The Credit Agreement, among other things, provides for a senior revolving credit line (the “Senior Revolver”) with SVB as the initial lender. The three-year Senior Revolver has a borrowing limit of $50 million, with an option for the Company to increase it to up to $100 million. Interest is payable monthly. Advances under the Senior Revolver bear interest at (a) the higher of (i) the prime rate as published in the Wall Street Journal or (ii) the federal funds effective rate plus 0.50%, plus (b) an applicable margin ranging from (0.50%) to 0,50% based on the Company’s Average Daily Usage (“ADU”) of the credit facility in the preceding month. The Company also is charged for amounts unused under this arrangement at a rate ranging from 0.00% to 0.40% based on the Company’s ADU in the preceding month. Any outstanding principal is due at the end of the term.

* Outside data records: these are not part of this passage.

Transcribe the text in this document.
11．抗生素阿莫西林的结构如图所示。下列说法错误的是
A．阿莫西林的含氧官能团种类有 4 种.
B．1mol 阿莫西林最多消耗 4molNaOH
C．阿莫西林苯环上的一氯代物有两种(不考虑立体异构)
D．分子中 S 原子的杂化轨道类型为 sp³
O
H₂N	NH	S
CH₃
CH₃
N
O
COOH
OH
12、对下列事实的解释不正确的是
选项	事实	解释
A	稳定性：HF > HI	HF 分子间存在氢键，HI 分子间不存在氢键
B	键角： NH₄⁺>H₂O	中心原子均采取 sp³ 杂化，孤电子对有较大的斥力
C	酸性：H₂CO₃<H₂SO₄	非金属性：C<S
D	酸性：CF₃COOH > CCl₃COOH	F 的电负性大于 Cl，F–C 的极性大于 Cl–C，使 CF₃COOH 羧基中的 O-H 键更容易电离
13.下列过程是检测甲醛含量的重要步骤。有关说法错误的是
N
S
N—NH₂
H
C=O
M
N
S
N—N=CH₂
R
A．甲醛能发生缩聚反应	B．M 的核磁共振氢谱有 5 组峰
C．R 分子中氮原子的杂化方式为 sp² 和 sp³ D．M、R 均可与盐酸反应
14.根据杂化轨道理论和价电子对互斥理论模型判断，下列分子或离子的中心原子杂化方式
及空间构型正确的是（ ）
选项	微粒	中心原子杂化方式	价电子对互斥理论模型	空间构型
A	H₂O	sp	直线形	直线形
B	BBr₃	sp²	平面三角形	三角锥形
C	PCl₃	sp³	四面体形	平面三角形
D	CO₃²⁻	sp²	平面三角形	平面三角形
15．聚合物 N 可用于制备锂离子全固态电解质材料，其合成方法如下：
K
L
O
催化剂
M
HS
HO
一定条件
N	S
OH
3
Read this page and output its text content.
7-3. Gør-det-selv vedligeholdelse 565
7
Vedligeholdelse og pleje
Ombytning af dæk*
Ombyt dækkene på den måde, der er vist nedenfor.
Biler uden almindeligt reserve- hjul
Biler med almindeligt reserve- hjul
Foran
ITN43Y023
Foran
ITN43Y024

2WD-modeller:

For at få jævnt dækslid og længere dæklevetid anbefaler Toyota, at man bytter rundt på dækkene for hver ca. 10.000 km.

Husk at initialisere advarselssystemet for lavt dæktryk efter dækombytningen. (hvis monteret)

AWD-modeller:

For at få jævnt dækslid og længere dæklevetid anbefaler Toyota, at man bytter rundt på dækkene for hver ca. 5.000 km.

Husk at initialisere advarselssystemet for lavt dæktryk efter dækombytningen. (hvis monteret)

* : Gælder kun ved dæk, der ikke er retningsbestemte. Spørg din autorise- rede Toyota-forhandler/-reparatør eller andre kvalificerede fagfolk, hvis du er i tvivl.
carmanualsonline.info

The obligations of the Company under the new credit facility are secured by a first priority lien (subject to certain permitted liens) in substantially all of their respective personal property assets pursuant to the terms of a Guarantee and Collateral Agreement, dated March 3, 2020 and the other security documents.
The new credit facility contains customary representations and warranties and restrictive covenants. In addition, the Company are required to maintain a Consolidated Adjusted Quick Ratio (“AQR”) of (i) Consolidated Quick Assets to (ii) Consolidated Current Liabilities minus the current portion of Deferred Revenue of at least 1.25 to 1.00 as of the last day of any fiscal quarter, and, if the AQR is less than 2.00 to 1.00, a Minimum Consolidated EBITDA of at least $1.00 for any such fiscal quarter calculated on a trailing 12 month basis. The Company has also agreed to fiscal year dollar limits on its capital expenditures.